In 1 Samuel 13 Saul is 30 years old when he becomes king, so how was Saul's son Jonathan old enough to be in the army and lead a troop against the Philistines?
1. Average life expectancy then was probably around 35-42. I’ve heard of soldiers as young as 15 fighting in the American Civil War.
2. Not quite certain that biblical accounts of age/dates are totally precise.
3. How widespread were calendars? How many people could use them?
The Hebrews were not exact in the way they counted years.

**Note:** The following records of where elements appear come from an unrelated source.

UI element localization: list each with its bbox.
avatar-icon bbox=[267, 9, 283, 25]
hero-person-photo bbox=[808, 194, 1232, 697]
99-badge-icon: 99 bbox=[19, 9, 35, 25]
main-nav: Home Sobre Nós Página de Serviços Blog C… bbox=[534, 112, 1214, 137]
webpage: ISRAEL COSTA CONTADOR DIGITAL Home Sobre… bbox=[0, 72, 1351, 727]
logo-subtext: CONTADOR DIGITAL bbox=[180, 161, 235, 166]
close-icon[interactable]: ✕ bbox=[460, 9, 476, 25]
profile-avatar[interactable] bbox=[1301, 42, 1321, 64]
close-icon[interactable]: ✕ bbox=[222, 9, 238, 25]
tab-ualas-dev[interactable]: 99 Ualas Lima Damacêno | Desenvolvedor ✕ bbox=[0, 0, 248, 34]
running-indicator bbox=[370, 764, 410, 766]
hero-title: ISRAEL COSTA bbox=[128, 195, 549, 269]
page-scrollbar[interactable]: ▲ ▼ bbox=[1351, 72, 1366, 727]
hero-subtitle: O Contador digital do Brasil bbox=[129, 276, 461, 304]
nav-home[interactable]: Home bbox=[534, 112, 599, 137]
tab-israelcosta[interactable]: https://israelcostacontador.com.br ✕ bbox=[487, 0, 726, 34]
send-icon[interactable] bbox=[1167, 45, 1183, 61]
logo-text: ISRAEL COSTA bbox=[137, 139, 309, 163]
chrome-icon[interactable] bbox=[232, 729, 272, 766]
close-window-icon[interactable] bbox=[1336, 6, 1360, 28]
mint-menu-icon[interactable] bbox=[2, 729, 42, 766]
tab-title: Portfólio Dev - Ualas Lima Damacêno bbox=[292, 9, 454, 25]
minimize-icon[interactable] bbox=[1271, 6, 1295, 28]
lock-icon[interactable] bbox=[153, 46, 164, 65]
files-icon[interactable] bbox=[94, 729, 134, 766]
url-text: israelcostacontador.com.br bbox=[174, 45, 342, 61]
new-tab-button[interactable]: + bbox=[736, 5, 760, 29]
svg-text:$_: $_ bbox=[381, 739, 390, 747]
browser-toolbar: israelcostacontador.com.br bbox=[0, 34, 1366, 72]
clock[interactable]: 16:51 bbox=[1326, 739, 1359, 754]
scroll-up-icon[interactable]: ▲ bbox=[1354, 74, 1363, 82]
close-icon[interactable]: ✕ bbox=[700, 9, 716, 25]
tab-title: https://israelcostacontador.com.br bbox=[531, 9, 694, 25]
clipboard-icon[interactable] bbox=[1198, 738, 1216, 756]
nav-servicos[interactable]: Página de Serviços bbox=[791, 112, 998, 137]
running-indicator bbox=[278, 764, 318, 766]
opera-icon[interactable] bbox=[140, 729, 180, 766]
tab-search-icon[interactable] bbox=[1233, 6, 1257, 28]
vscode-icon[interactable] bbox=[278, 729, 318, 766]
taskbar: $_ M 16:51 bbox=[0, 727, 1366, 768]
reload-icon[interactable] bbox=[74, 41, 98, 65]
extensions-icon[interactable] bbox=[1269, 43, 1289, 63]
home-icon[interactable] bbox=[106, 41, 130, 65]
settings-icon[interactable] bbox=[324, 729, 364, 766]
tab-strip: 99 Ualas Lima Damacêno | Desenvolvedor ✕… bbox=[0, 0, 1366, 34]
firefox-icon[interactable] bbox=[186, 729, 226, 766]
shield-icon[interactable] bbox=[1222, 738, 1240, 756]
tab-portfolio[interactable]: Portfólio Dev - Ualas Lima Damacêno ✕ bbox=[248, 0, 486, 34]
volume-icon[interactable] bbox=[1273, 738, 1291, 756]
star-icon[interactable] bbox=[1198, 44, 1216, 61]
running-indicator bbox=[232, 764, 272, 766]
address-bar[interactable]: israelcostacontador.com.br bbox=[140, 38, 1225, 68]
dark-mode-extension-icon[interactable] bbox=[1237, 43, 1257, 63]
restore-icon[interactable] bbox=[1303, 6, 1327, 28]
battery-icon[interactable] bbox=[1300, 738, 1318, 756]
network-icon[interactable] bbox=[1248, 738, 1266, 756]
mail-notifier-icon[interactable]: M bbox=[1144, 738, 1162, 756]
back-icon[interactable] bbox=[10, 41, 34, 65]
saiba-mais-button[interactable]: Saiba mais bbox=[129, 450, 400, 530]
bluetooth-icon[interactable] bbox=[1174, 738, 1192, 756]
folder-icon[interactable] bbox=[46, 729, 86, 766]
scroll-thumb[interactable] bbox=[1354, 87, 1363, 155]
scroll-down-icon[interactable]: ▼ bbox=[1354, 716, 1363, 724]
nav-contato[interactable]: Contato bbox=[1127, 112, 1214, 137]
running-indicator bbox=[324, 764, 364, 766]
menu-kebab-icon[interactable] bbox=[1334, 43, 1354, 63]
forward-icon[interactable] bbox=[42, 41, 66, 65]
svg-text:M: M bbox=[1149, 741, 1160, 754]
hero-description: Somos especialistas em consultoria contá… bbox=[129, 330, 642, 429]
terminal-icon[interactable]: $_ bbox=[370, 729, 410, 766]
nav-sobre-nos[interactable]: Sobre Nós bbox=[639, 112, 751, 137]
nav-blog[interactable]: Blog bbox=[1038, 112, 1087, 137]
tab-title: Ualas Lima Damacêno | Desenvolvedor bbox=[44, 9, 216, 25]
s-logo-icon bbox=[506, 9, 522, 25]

While there are translations that provide an age for Saul in 1 Sam 13:1, the number is missing in the Hebrew text. It has the equivalent of “Saul was ____ years old when he became king.” (As it stands, this line could be read, “Saul was a year old when he became king”—an obvious incongruity!) In many manuscripts of the ancient Greek translation, the Septuagint, 1 Sam 13:1 is missing entirely. Some Greek manuscripts state that Saul was thirty, but this is likely an insertion into those manuscripts on analogy to 2 Sam 5:4, where David is said to have been thirty when he became king. If this explanation is correct, it accounts for the oddity of Saul’s reported age alongside the depiction of his adult child.

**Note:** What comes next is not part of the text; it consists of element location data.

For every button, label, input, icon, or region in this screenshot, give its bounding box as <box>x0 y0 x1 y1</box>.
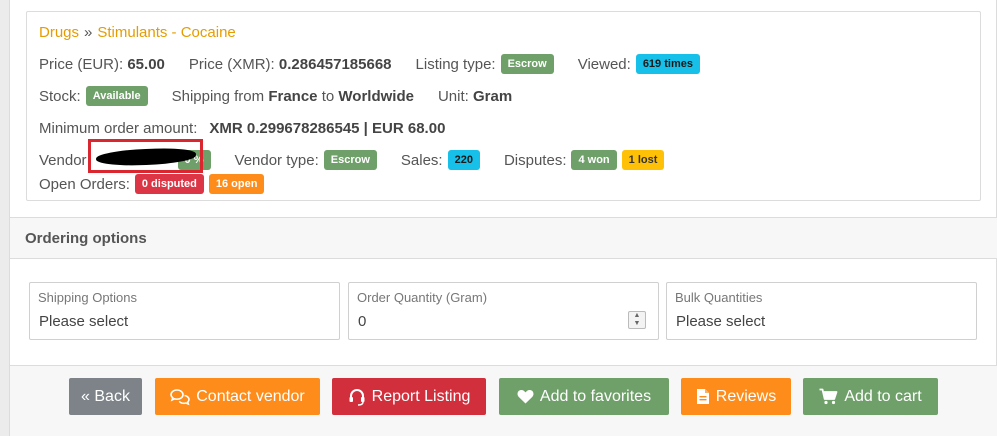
add-to-favorites-button[interactable]: Add to favorites <box>499 378 669 415</box>
order-quantity-field[interactable]: Order Quantity (Gram) 0 ▲ ▼ <box>348 282 659 340</box>
min-order-label: Minimum order amount: <box>39 119 198 137</box>
vendor-type-badge: Escrow <box>323 150 377 170</box>
headset-icon <box>348 388 366 406</box>
stock-row: Stock: Available Shipping from France to… <box>39 85 512 107</box>
stock-badge: Available <box>85 86 148 106</box>
back-button[interactable]: « Back <box>69 378 142 415</box>
heart-icon <box>517 389 534 404</box>
vendor-type-label: Vendor type: <box>234 151 319 169</box>
open-orders-row: Open Orders: 0 disputed 16 open <box>39 173 265 195</box>
contact-vendor-button[interactable]: Contact vendor <box>155 378 320 415</box>
stock-label: Stock: <box>39 87 81 105</box>
report-listing-button[interactable]: Report Listing <box>332 378 486 415</box>
open-open-badge: 16 open <box>208 174 265 194</box>
price-row: Price (EUR): 65.00 Price (XMR): 0.286457… <box>39 53 700 75</box>
disputes-won-badge: 4 won <box>571 150 617 170</box>
contact-vendor-label: Contact vendor <box>196 387 305 405</box>
sales-badge: 220 <box>447 150 480 170</box>
order-quantity-label: Order Quantity (Gram) <box>357 290 488 305</box>
bulk-quantities-select[interactable]: Bulk Quantities Please select <box>666 282 977 340</box>
reviews-button[interactable]: Reviews <box>681 378 791 415</box>
shipping-options-select[interactable]: Shipping Options Please select <box>29 282 340 340</box>
document-icon <box>696 388 710 405</box>
listing-card: Drugs » Stimulants - Cocaine Price (EUR)… <box>9 0 997 436</box>
shipping-label: Shipping from <box>171 87 265 105</box>
add-to-favorites-label: Add to favorites <box>539 387 652 405</box>
order-quantity-value[interactable]: 0 <box>358 313 366 330</box>
vendor-label: Vendor <box>39 151 87 169</box>
ship-to-value: Worldwide <box>338 87 414 105</box>
shipping-options-value: Please select <box>39 313 129 330</box>
viewed-label: Viewed: <box>577 55 631 73</box>
breadcrumb-separator: » <box>84 23 93 41</box>
breadcrumb-category-link[interactable]: Drugs <box>39 24 79 41</box>
unit-value: Gram <box>472 87 513 105</box>
open-disputed-badge: 0 disputed <box>134 174 204 194</box>
ordering-options-header: Ordering options <box>10 217 997 259</box>
cart-icon <box>819 388 838 405</box>
listing-type-badge: Escrow <box>500 54 554 74</box>
disputes-lost-badge: 1 lost <box>621 150 665 170</box>
listing-type-label: Listing type: <box>415 55 496 73</box>
open-orders-label: Open Orders: <box>39 175 130 193</box>
price-xmr-value: 0.286457185668 <box>278 55 392 73</box>
ordering-options-title: Ordering options <box>25 230 147 247</box>
chat-bubbles-icon <box>170 388 191 406</box>
breadcrumb: Drugs » Stimulants - Cocaine <box>39 21 236 43</box>
min-order-row: Minimum order amount: XMR 0.299678286545… <box>39 117 445 139</box>
sales-label: Sales: <box>400 151 443 169</box>
price-eur-label: Price (EUR): <box>39 55 124 73</box>
shipping-options-label: Shipping Options <box>38 290 138 305</box>
price-xmr-label: Price (XMR): <box>188 55 275 73</box>
back-button-label: « Back <box>81 387 130 405</box>
viewed-badge: 619 times <box>635 54 700 74</box>
bulk-quantities-value: Please select <box>676 313 766 330</box>
reviews-label: Reviews <box>715 387 777 405</box>
add-to-cart-label: Add to cart <box>844 387 922 405</box>
report-listing-label: Report Listing <box>371 387 471 405</box>
quantity-stepper[interactable]: ▲ ▼ <box>628 311 646 329</box>
unit-label: Unit: <box>437 87 469 105</box>
add-to-cart-button[interactable]: Add to cart <box>803 378 938 415</box>
price-eur-value: 65.00 <box>127 55 165 73</box>
min-order-value: XMR 0.299678286545 | EUR 68.00 <box>209 119 446 137</box>
bulk-quantities-label: Bulk Quantities <box>675 290 763 305</box>
ship-to-label: to <box>321 87 335 105</box>
disputes-label: Disputes: <box>503 151 567 169</box>
breadcrumb-subcategory-link[interactable]: Stimulants - Cocaine <box>97 24 235 41</box>
ship-from-value: France <box>268 87 318 105</box>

It may be helpful to note that 1 Sam 13 does not contain the only oddity in the biblical depiction of characters’ ages. Another example appears in the transition from Genesis 33 to Genesis 34. According to Gen 33:13–14, Jacob’s children are tender aged. In the following chapter (and without any indication of elapsed time in the story), Jacob’s sons are grown and engage in a massacre against Hamor, Shechem, and their town. In this case, the problem is not that the precise age of the characters is missing from the text but that the different accounts come from different authors and were only later combined in the text as we now have it.